Killing dozens of people from Canada to the Caribbean, the storm surprised many with its devastating toll and 9-foot storm surge. It knocked out power to 6 million people, and stacked up billions of dollars in economic damages.

For Lord & Taylor, however, the shipping company and terminal did not do enough to prepare for the disaster. The department store sued Zim Integrated Shipping Services and New York Container Terminal (NYCT) in Manhattan Federal Court in 2013.

But U.S. District Judge Analisa Torres found the case came down to a term of art.

"Although Hurricane Sandy was figuratively an act of God, the question before the court is whether Hurricane Sandy was legally an act of God that absolves defendant, Zim, of liability for plaintiffs loss," she wrote on Wednesday. "The answer is yes."

Today's ruling follows a bench trial this past October that lasted less than a week.

After the parties finished turning in their post-trial briefings in late 2014, Torres kicked off the new year with a visit to New York Container Terminal in the northwest corner of Staten Island before issuing her ruling.

Lord & Taylor had long argued that the storm's wrath was foreseeable.
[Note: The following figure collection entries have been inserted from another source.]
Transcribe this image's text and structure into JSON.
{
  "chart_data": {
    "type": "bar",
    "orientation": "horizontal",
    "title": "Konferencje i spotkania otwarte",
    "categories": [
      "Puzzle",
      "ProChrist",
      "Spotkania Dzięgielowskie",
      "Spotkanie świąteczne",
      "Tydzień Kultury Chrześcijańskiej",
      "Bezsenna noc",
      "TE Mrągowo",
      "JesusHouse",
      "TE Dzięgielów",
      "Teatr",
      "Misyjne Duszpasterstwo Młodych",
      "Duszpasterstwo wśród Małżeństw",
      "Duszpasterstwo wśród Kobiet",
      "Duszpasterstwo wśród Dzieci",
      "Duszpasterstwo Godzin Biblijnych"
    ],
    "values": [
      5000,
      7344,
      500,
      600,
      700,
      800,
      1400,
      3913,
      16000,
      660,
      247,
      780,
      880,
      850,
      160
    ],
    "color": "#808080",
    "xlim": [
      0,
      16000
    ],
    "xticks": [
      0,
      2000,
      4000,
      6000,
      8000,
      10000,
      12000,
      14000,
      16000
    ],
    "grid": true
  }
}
"Foreseeability, however, depends on certainty, and certainty is a matter of degree," Torres countered in a 58-page opinion. "Hurricanes happen every year and - to an extent - are clearly foreseeable. But, the regularity of their occurrence does not defeat the act of God defense."

Torres noted that Superstorm Sandy "was unprecedented and exceeded worst-case expectations."

Lord & Taylor did not immediately respond to a request for comment.